I have just moved to a garden where the previous owner clearly adored evergreen hedges! You can’t see the garden at all from the house, due to the many stretches of laurel hedging. I intend to remove some of the hedges, to improve the garden for humans and wildlife alike, but do birds nest in laurels? If so, when’s the best time to cut the hedge down?  I’ve examined the shrubs closely, and can’t see any old nests in the hedges, but I’d hate to destroy ideal nesting sites. There are a LOT of trees, shrubs and hedges which will be kept, so can I go ahead with wielding my chainsaw?


  • pansyfacepansyface PEAK DISTRICT DerbyshirePosts: 21,196
    They might roost in them, but I have never found a nest in one.

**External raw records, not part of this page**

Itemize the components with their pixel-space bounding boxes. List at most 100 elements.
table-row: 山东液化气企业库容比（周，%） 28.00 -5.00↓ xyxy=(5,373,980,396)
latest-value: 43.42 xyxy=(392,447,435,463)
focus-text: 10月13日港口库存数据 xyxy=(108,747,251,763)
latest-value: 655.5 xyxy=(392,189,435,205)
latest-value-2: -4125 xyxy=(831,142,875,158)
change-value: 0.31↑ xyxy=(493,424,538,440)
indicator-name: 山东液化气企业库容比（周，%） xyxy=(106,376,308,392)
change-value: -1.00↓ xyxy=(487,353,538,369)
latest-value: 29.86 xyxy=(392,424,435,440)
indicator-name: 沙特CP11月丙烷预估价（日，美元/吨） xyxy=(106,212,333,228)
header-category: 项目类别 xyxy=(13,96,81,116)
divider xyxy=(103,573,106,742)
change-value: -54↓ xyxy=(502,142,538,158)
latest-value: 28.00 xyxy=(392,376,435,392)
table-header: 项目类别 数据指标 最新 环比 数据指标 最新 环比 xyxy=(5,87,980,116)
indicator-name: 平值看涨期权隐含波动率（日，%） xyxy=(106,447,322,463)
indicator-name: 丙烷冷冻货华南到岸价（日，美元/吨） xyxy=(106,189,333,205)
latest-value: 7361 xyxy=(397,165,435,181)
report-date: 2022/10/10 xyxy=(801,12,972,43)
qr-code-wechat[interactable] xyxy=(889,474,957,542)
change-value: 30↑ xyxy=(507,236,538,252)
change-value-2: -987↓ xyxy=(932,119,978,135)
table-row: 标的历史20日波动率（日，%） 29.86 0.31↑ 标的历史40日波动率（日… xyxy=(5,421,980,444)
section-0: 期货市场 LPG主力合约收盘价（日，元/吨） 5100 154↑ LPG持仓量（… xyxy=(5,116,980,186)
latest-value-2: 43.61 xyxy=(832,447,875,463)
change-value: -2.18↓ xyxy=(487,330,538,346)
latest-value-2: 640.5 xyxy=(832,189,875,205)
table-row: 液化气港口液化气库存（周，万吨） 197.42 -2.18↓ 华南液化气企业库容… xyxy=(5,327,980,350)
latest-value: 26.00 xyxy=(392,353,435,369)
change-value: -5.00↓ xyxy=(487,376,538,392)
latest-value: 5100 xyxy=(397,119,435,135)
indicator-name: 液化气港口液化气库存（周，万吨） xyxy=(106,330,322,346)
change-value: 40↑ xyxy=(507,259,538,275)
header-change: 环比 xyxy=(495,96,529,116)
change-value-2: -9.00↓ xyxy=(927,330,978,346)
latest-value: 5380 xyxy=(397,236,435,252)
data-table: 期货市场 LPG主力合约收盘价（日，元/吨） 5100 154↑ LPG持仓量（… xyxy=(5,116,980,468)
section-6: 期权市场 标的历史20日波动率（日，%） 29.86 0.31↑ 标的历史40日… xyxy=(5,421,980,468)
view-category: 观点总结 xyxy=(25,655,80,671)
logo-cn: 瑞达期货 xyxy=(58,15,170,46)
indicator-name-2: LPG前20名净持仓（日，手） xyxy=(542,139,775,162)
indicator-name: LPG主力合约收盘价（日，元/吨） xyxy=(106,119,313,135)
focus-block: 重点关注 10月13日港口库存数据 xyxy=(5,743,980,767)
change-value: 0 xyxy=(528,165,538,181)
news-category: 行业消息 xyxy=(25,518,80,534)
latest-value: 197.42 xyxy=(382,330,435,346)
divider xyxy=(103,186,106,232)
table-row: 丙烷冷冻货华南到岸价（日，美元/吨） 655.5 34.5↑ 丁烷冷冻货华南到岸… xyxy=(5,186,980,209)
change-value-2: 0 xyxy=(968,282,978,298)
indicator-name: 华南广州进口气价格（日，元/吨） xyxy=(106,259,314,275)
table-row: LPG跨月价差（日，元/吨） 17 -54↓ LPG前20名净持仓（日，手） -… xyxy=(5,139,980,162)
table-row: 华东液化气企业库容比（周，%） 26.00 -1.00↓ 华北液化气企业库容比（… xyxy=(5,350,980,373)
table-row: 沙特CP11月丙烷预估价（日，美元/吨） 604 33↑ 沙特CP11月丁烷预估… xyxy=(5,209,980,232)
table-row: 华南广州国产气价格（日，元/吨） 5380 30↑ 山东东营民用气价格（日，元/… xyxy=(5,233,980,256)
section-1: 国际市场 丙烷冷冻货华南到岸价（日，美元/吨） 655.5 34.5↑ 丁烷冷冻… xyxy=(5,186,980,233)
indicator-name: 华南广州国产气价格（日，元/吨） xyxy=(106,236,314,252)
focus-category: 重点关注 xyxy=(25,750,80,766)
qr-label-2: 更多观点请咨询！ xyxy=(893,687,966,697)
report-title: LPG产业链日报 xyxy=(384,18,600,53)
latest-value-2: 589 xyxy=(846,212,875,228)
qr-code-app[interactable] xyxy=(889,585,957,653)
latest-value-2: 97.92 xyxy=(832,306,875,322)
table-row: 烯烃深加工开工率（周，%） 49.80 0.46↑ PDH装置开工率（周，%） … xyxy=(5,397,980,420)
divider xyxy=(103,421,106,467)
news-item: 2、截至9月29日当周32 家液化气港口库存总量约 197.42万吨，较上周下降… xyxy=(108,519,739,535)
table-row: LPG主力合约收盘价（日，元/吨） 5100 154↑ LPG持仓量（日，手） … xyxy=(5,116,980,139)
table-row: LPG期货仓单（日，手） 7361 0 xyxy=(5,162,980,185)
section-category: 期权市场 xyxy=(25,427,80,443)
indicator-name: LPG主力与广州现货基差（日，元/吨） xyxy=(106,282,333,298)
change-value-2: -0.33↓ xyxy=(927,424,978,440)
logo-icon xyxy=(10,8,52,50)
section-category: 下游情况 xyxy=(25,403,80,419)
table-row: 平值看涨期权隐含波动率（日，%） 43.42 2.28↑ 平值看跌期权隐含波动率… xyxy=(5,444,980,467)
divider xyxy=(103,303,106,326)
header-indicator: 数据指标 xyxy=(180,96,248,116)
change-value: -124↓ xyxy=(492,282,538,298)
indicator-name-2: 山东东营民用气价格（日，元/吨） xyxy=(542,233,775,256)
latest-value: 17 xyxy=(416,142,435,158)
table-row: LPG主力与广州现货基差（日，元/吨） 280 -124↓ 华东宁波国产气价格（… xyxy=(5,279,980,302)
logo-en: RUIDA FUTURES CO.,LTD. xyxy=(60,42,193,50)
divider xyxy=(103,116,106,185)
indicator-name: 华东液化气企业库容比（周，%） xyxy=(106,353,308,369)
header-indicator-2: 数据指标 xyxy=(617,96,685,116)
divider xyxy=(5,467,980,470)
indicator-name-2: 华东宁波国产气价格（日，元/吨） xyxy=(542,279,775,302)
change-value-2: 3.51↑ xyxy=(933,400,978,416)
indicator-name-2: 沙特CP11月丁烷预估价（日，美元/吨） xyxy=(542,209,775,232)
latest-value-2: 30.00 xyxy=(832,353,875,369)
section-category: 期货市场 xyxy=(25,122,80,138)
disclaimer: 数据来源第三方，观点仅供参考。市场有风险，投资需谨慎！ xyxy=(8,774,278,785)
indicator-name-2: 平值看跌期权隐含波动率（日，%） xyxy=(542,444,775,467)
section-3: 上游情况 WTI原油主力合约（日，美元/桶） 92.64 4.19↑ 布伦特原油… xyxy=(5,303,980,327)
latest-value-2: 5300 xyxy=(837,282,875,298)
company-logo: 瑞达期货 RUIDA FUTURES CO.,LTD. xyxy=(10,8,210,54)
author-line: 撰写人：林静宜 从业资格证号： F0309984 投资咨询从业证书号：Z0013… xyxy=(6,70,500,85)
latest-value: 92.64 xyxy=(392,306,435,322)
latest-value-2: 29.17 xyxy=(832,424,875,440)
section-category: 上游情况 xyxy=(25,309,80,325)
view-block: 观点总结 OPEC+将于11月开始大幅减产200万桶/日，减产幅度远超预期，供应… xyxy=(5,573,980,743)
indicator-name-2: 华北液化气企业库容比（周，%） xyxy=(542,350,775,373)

    Good luck with digging out the roots. And I hope you aren’t planning to burn the logs - it’s like trying to burn a stone.😁
    Apophthegm -  a big word for a small thought.
  • Lol, no - the logs will become part of a lovely woodpile hiding an unsightly fence! 
  • LynLyn DevonPosts: 21,137
    If you’re really going to take them down, it might be a good idea to mention it to your neighbours, they may love the seclusion they give.

    I wouldn’t cut mine down for anything, lovely waterproof evergreen winter shelter for the birds.   Although if they’ve grown in the middle of garden, that’s not so good! 

    You can prune them very hard if they’re intruding into the garden, they will grow again with beautiful fresh leaves.   I’ve cut some right down to the ground and they’ve grown back just fine. 
    Gardening on the wild, windy west side of Dartmoor. 

  • my brother in laws garden was similar, laurel and lots and lots of privet! we ended up widening his garden by 8 feet and making it nearly 10 foot longer, they were so big i needed to use a petrol chainsaw, as all my gardening saws (and all my DIY saws) were too small!
    if you want rid then I would recommend taking them to stumps and then using SBK weedkiller to kill the stumps rather than digging them out (unless you have access to a mini digger, or possibly a JCB)
  • LynLyn DevonPosts: 21,137
    We had some like that, petrol chain saw job but a pick axe,  mattock, iron bar and big secateurs got the roots out. 

    People don't seem to realise when they plant these shrubs as little sticks, that they re going to grow into trunks,  I’ve seen them planted so close together, they’ll touch in a few years.
    silly planting them in the middle of a garden, but for the edges I love them, just for the privacy and all year round bird protection. 
    Gardening on the wild, windy west side of Dartmoor. 

  • Thanks everybody! Luckily we have no neighbours so can remove the bushes without complaint. As I said originally, we do have a lot of other shrubs and trees around - many of them evergreen - so the birds won’t lose too much roosting space. The offending laurels were planted a few feet in front of the kitchen window, meaning I can’t see any of the garden behind. Therefore they have to go - I already have SBK, from clearing stumps in my last garden (2 acres of Irish bog!), so will use that for the stumps.